Under the covers... Pink Floyd's Dark Side Of The Moon
Apiece of art that can today be found in 45m homes around the world was kick-started by a simple, none-too-detailed instruction to 'do something clean, elegant and graphic'. The instruction came from Pink Floyd keyboardist Rick Wright, and was given to Storm Thorgerson and Aubrey Powell, the founders of Hipgnosis, a London-based art and design group whose first sleeve design had been for the Floyd's 1968 album A Saucerful Of Secrets.
Hipgnosis had earned their spurs creating innovative covers for The Pretty Things, Free and several others, but this particular 1973 design would rocket them to the position of probably the most admired and in-demand independent rock imagineers in the creative world.
The Dark Side Of The Moon was the Floyd's eighth album, and they'd started work on it in May 1972. Effectively, it was a suite of songs built around the concept of aspects of life that drive people to insanity, and was widely perceived as the band's homage to their original leader, Syd Barrett, who had fallen foul of his abuse of psychedelic drugs and had to leave the band as a result.
Barking Mad
Thorgerson Told Mojo in March of 1998 that 'I'd had conversations with the band about what they wanted on the sleeve. [Floyd co-founder Roger Waters] explained the intellectual thrust of the music, the theme of madness – the madness of rock 'n' roll and madness in general'. Nevertheless, it was Wright's blunt instruction that provided the real impetus. 'He basically said, "Let's have no f***ing pictures this time. I'm bored with pictures". I was quite taken aback because he was so definite about it.'
Hipgnosis had long since established the idea that Floyd album covers would not feature the traditional images of handsome young men, but Dark Side offered them an opportunity to move even further away from record company dictates and expectations. Being employed directly by the band, rather than by the label, also conferred on them a freedom rarely enjoyed by other sleeve designers.
They presented several possible sleeves to the group. 'We did six or seven complex roughs of all sorts of different things that were eminently suitable', remembers Thorgerson. Pressed for more details, however, he rarely recalls any of these alternatives, except one which featured the Marvel Comics character The Silver Surfer.
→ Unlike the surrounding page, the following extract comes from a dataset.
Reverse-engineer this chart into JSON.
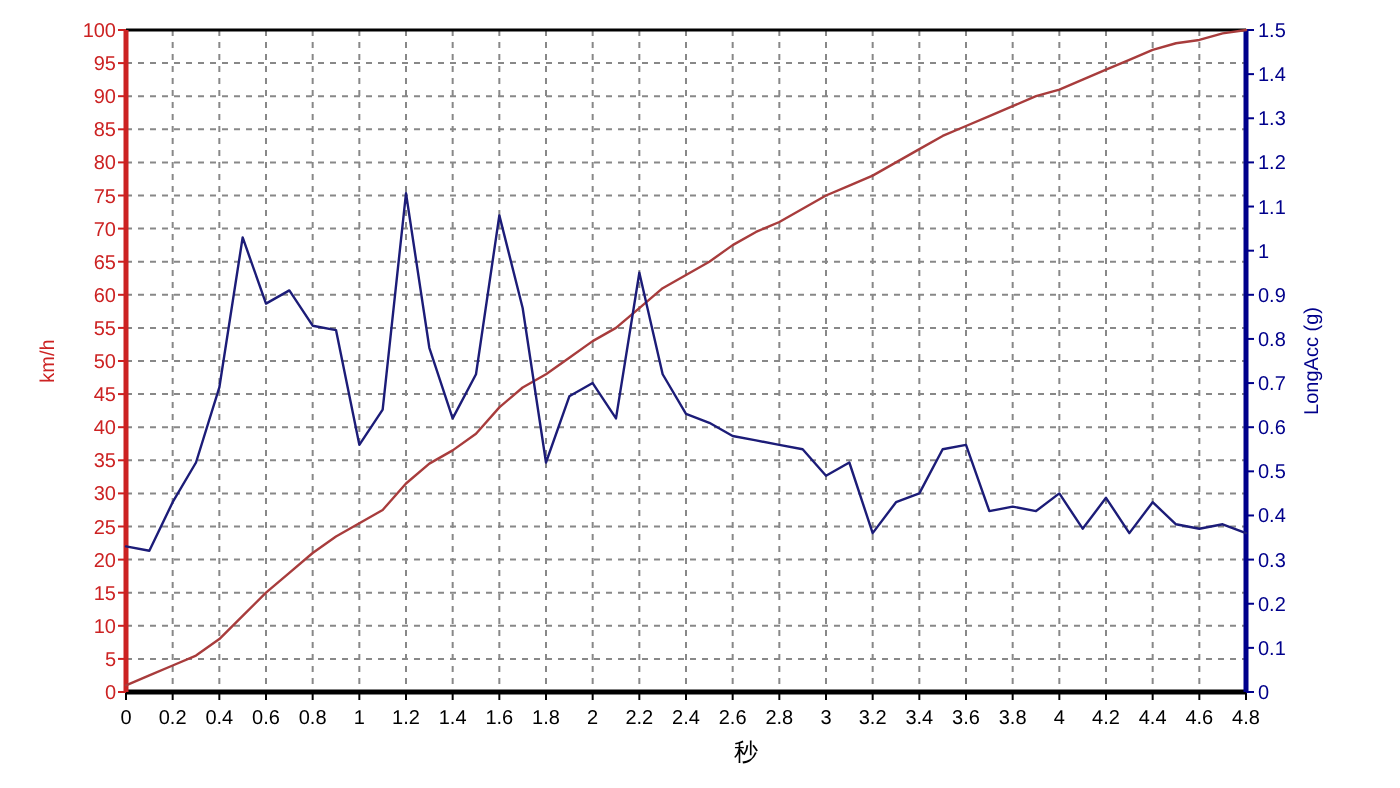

'We were excited and looking forward to showing these different ideas to the band.'
Light Fantastic
From the start, though, their design showing a prism with a ray of light being refracted through it was the clear favourite. 'They took all of about three minutes', Thorgerson has recalled. 'They just looked at each other, said, "That's the one. Right, we're going back to work". Then they went back to the studio.'
The origin of the image had come from Thorgerson remembering a monochrome illustration in a book of photographs showing the process of light refraction through a glass prism. (Intriguingly, Hipgnosis had previously suggested such an image to Charisma Records when it was planning on launching a new label, Clearlight. Fortunately for Pink Floyd, the label never happened.)
Thorgerson's memory was made real by graphic designer George Hardie, a Hipgnosis collaborator, who has revealed, 'I drew a line artwork and indicated colours using percentages of magenta, cyan, yellow and black from a printer's chart... The lines act as the edges of each colour and the printer fills in the colours.'
It is undeniably Hardie's image that first comes to mind when Dark Side Of The Moon is mentioned among music buffs, but that was far from where the process of creating this classic sleeve ended.
Heart Of Darkness
Given that the sleeve was to be a gatefold, Roger Waters suggested that Hardie's image should extend across the gatefold and that the inside sleeve should include an illustration depicting the blip of a heartbeat as it would appear on a hospital monitor. Thorgerson has confirmed that, 'It was Roger's idea to turn the light into a heartbeat inside the sleeve – the sound that starts the music'. By this simple device, the music became integrated with the cover art.